Aida Alvarez, director of the Office of Federal Housing Enterprise Oversight, said the agency needs an additional $857,000 to hire seasoned financial analysts and examiners. Its budget for the current fiscal year, which ends Sept. 30, is $15 million.
The agency is unusual among financial regulators in being required to receive Congressional approval for its budget every year, even though the funds come from levies on Fannie and Freddie.
Ms. Alvarez has sought the funding increase before, but members of Congress have balked.
However, her testimony before a House Banking Committee panel last Wednesday went so swimmingly that Rep. Richard Baker - who has been a critic of the agency - asked Ms. Alvarez if Congress could help her in any way. That's when she made her budget pitch.
Rep. Baker, a Louisiana Republican, heads the subcommittee on capital markets, securities and government-sponsored enterprises, which held the hearing on privatization of the government-chartered mortgage companies.

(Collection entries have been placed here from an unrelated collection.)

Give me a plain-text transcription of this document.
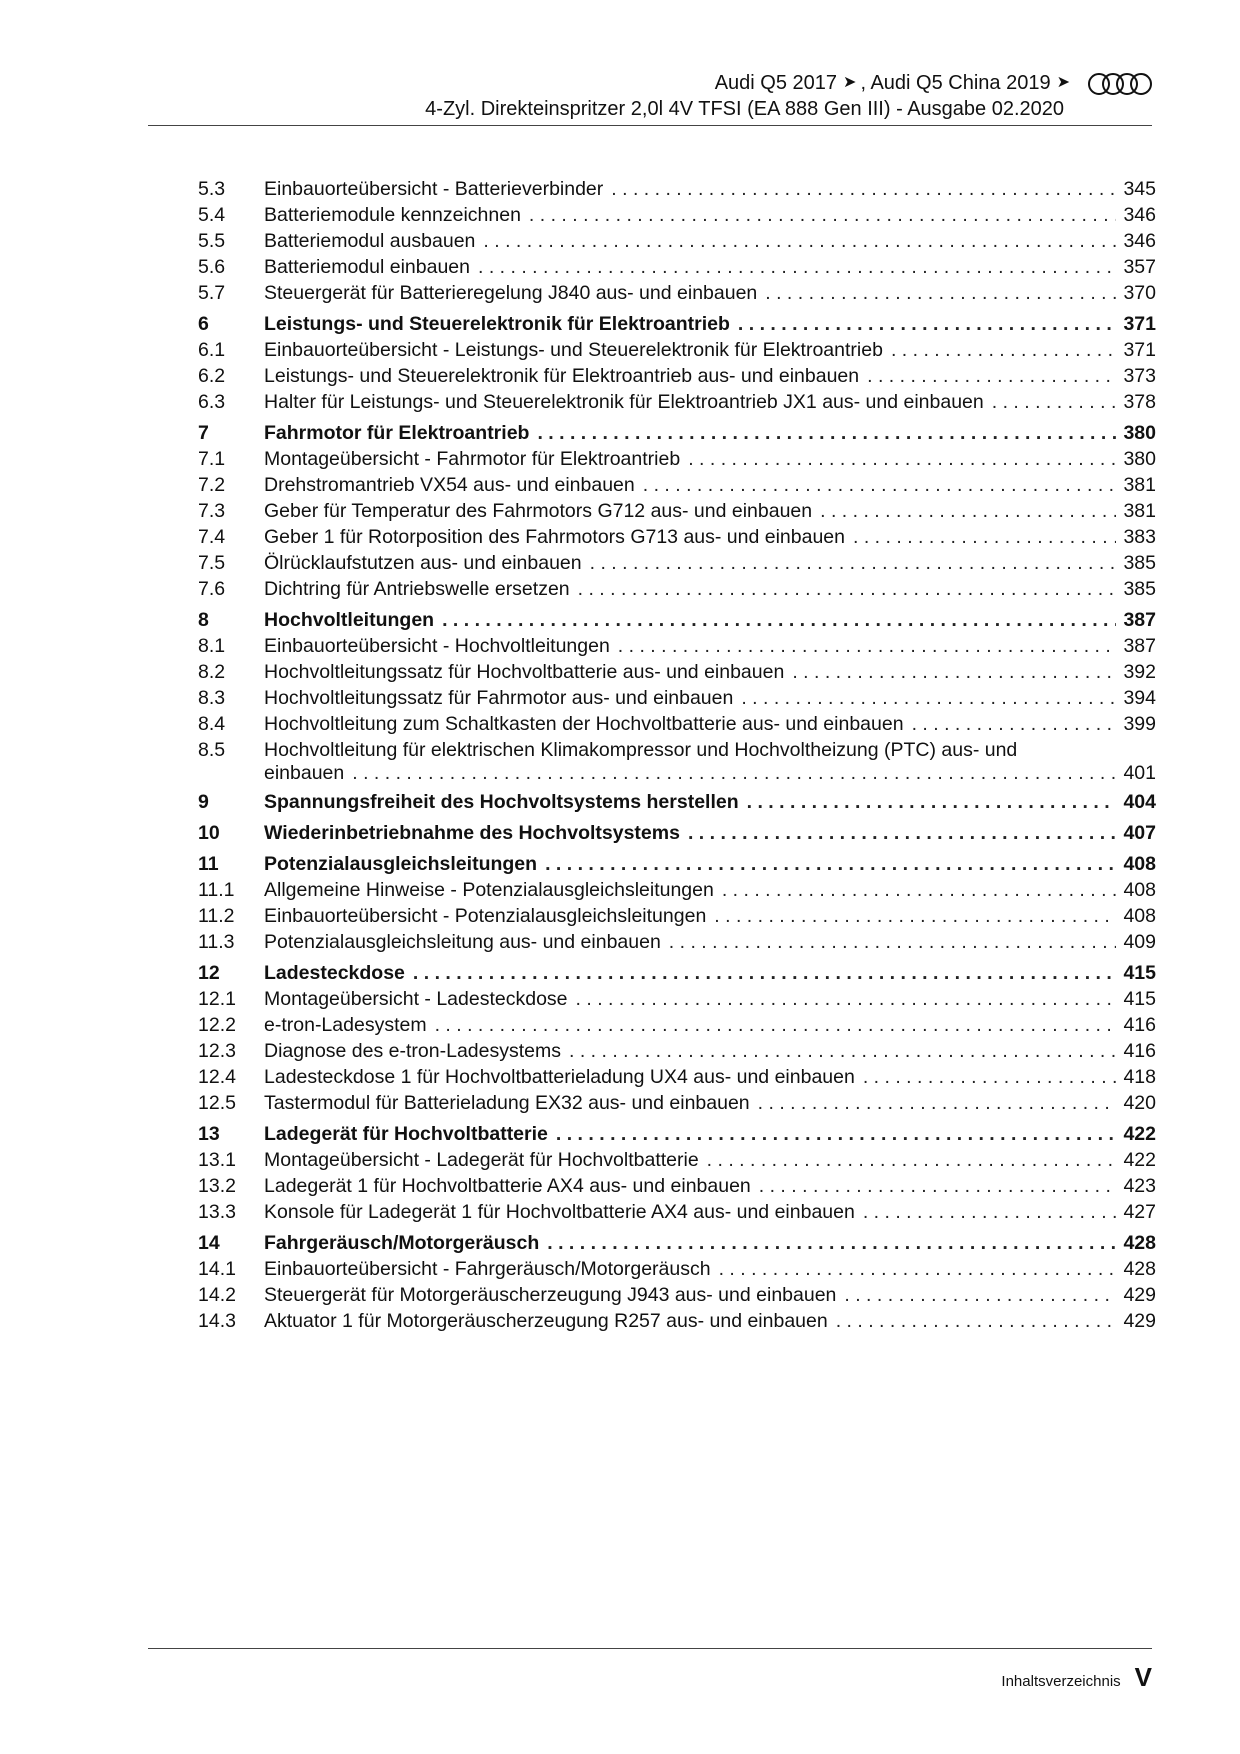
Audi Q5 2017 ➤ , Audi Q5 China 2019 ➤
4-Zyl. Direkteinspritzer 2,0l 4V TFSI (EA 888 Gen III) - Ausgabe 02.2020
5.3	Einbauorteübersicht - Batterieverbinder . . .	345
5.4	Batteriemodule kennzeichnen . . .	346
5.5	Batteriemodul ausbauen . . .	346
5.6	Batteriemodul einbauen . . .	357
5.7	Steuergerät für Batterieregelung J840 aus- und einbauen . . .	370
6	Leistungs- und Steuerelektronik für Elektroantrieb . . .	371
6.1	Einbauorteübersicht - Leistungs- und Steuerelektronik für Elektroantrieb . . .	371
6.2	Leistungs- und Steuerelektronik für Elektroantrieb aus- und einbauen . . .	373
6.3	Halter für Leistungs- und Steuerelektronik für Elektroantrieb JX1 aus- und einbauen . . .	378
7	Fahrmotor für Elektroantrieb . . .	380
7.1	Montageübersicht - Fahrmotor für Elektroantrieb . . .	380
7.2	Drehstromantrieb VX54 aus- und einbauen . . .	381
7.3	Geber für Temperatur des Fahrmotors G712 aus- und einbauen . . .	381
7.4	Geber 1 für Rotorposition des Fahrmotors G713 aus- und einbauen . . .	383
7.5	Ölrücklaufstutzen aus- und einbauen . . .	385
7.6	Dichtring für Antriebswelle ersetzen . . .	385
8	Hochvoltleitungen . . .	387
8.1	Einbauorteübersicht - Hochvoltleitungen . . .	387
8.2	Hochvoltleitungssatz für Hochvoltbatterie aus- und einbauen . . .	392
8.3	Hochvoltleitungssatz für Fahrmotor aus- und einbauen . . .	394
8.4	Hochvoltleitung zum Schaltkasten der Hochvoltbatterie aus- und einbauen . . .	399
8.5	Hochvoltleitung für elektrischen Klimakompressor und Hochvoltheizung (PTC) aus- und
einbauen . . .	401
9	Spannungsfreiheit des Hochvoltsystems herstellen . . .	404
10	Wiederinbetriebnahme des Hochvoltsystems . . .	407
11	Potenzialausgleichsleitungen . . .	408
11.1	Allgemeine Hinweise - Potenzialausgleichsleitungen . . .	408
11.2	Einbauorteübersicht - Potenzialausgleichsleitungen . . .	408
11.3	Potenzialausgleichsleitung aus- und einbauen . . .	409
12	Ladesteckdose . . .	415
12.1	Montageübersicht - Ladesteckdose . . .	415
12.2	e-tron-Ladesystem . . .	416
12.3	Diagnose des e-tron-Ladesystems . . .	416
12.4	Ladesteckdose 1 für Hochvoltbatterieladung UX4 aus- und einbauen . . .	418
12.5	Tastermodul für Batterieladung EX32 aus- und einbauen . . .	420
13	Ladegerät für Hochvoltbatterie . . .	422
13.1	Montageübersicht - Ladegerät für Hochvoltbatterie . . .	422
13.2	Ladegerät 1 für Hochvoltbatterie AX4 aus- und einbauen . . .	423
13.3	Konsole für Ladegerät 1 für Hochvoltbatterie AX4 aus- und einbauen . . .	427
14	Fahrgeräusch/Motorgeräusch . . .	428
14.1	Einbauorteübersicht - Fahrgeräusch/Motorgeräusch . . .	428
14.2	Steuergerät für Motorgeräuscherzeugung J943 aus- und einbauen . . .	429
14.3	Aktuator 1 für Motorgeräuscherzeugung R257 aus- und einbauen . . .	429
Inhaltsverzeichnis V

Ms. Alvarez won some support when the subcommittee reconvened on Thursday to hear from executives of the agencies, formally the Federal National Mortgage Association and Federal Home Loan Mortgage Corp. Rep. Frank A. LoBiondo, R-N.J., attended the hearing just to say that the oversight agency should be freed from the annual Congressional budget review.
In her testimony, Ms. Alvarez backed studies by the Congressional Budget Office, Treasury Department, and General Accounting Office that have found Fannie Mae and Freddie Mac retained a large portion of their implicit federal subsidies.